Die Nachrichten werden auch wieder interessanter, was geht ab zu Hause?

Und natürlich bestand das Bedürfnis andere Deutsche kennen zu lernen. Es gibt ja genügend facebook Gruppen für Menschen wie mich. Deutsche die in Spanien leben.

Da trifft man Leute. Leute, Leute.

Hier in Spanien ist einiges Anders. Und ja, die hmmmm … nennen wir es mal Bummeligkeit, der Post geht mir auch auf den Kranz. Aber, so ist das eben hier. Ein Paket kam nach 6 Wochen an, aber der Postmann hat sich für mich so gefreut, als wenn es für ihn gewesen wäre. Die Post nach Bosnien, wo mein liebes Fräulein sitzt, dauert 100 Jahre und wenn der Umschlag bunt ist, dann 1000. Und Pakete von anderen Paket-Lieferunternehmen werden gleich gar nicht an genommen. Mein liebes Fräulein hat mir direkt in Spanien was aus dem Lush bestellt und das Paket ist nicht zugestellt worden, weil die Post es eben nicht angenommen hat. Also wir müssen unsere Post direkt dort abholen weil kein Briefträger zu uns in die Pampa fährt.
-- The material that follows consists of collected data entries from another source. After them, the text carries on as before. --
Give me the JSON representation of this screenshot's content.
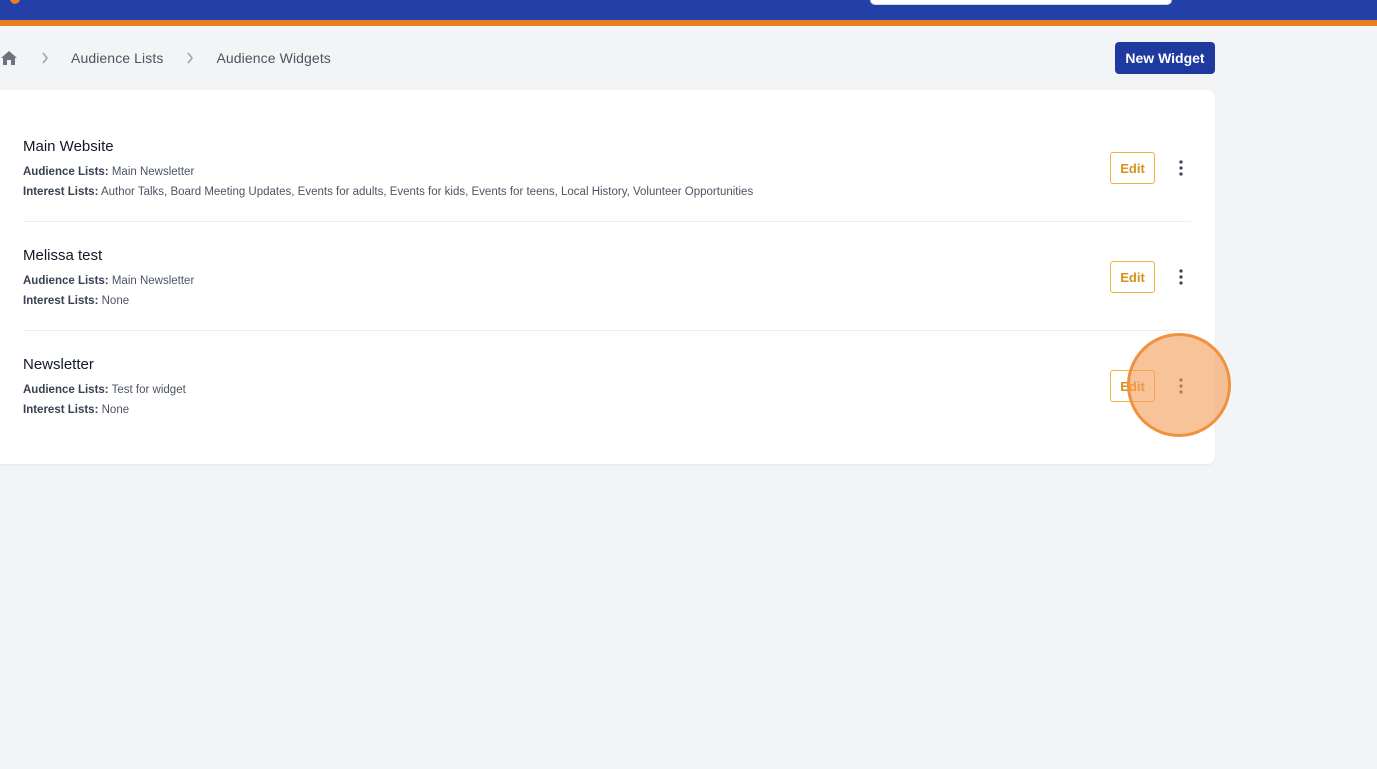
{
  "breadcrumb": {
    "items": [
      "Audience Lists",
      "Audience Widgets"
    ]
  },
  "header": {
    "new_widget_label": "New Widget"
  },
  "widgets": [
    {
      "name": "Main Website",
      "audience_label": "Audience Lists:",
      "audience_value": "Main Newsletter",
      "interest_label": "Interest Lists:",
      "interest_value": "Author Talks, Board Meeting Updates, Events for adults, Events for kids, Events for teens, Local History, Volunteer Opportunities",
      "edit_label": "Edit"
    },
    {
      "name": "Melissa test",
      "audience_label": "Audience Lists:",
      "audience_value": "Main Newsletter",
      "interest_label": "Interest Lists:",
      "interest_value": "None",
      "edit_label": "Edit"
    },
    {
      "name": "Newsletter",
      "audience_label": "Audience Lists:",
      "audience_value": "Test for widget",
      "interest_label": "Interest Lists:",
      "interest_value": "None",
      "edit_label": "Edit"
    }
  ],
  "colors": {
    "header_blue": "#233fa8",
    "accent_orange": "#e67e22",
    "primary_button": "#1e3a9e",
    "edit_border": "#f0b43c"
  },
  "icons": {
    "home": "home-icon",
    "separator": "chevron-right-icon",
    "more": "more-vertical-icon"
  }
}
Ich habe dann in einer Gruppe Deutscher mal nachgefragt, wie das so ist mit der Post. Viele sind ganz korrekt. Aber es kamen auch Antworten, meine Güte… da hätte ich gerne mal gesagt: Dann verpiss dich zurück nach Deutschland. Dich hat doch wohl keiner her bestellt.“ Aber nein, man hält sich für die Offenbarung und für ein Gottesgeschenk und schließlich geht ganz Spanien den Bach runter, wenn nicht Max Müller seine Arztpraxis dort hat. Es ist zum Fremdschämen, wirklich.

Ich bin Hals über Kopf hier her gekommen und wusste von Anfang an, dass ich wieder nach Deutschland gehen werde. Und ich lerne fast jeden Tag Spanisch. Wie zum Teufel, kann ich als Deutscher komplett nach Spanien ziehen, mit Haus kaufen und allem, also richtig auswandern und dann nach zwei Jahren immer noch nicht genug Spanisch sprechen um eine Unterhaltung zu führen.

Also bitte. Und vermutlich sind das genau solche Menschen, die sich zu Hause über die türkischen Türken aufregen und rum grummeln, wenn in einer anderen Sprache als Deutsch in der Straßenbahn geredet wird.

Spanien ist fantastisch, Spanier sind fantastisch, ich bin super glücklich hier sein zu dürfen.

Aber wenn ich wieder nach Hause komme, habe ich einen weiteren Blick auf Menschen und Dinge, auf Eigenarten und Bedürfnisse und eine Kittelschürze.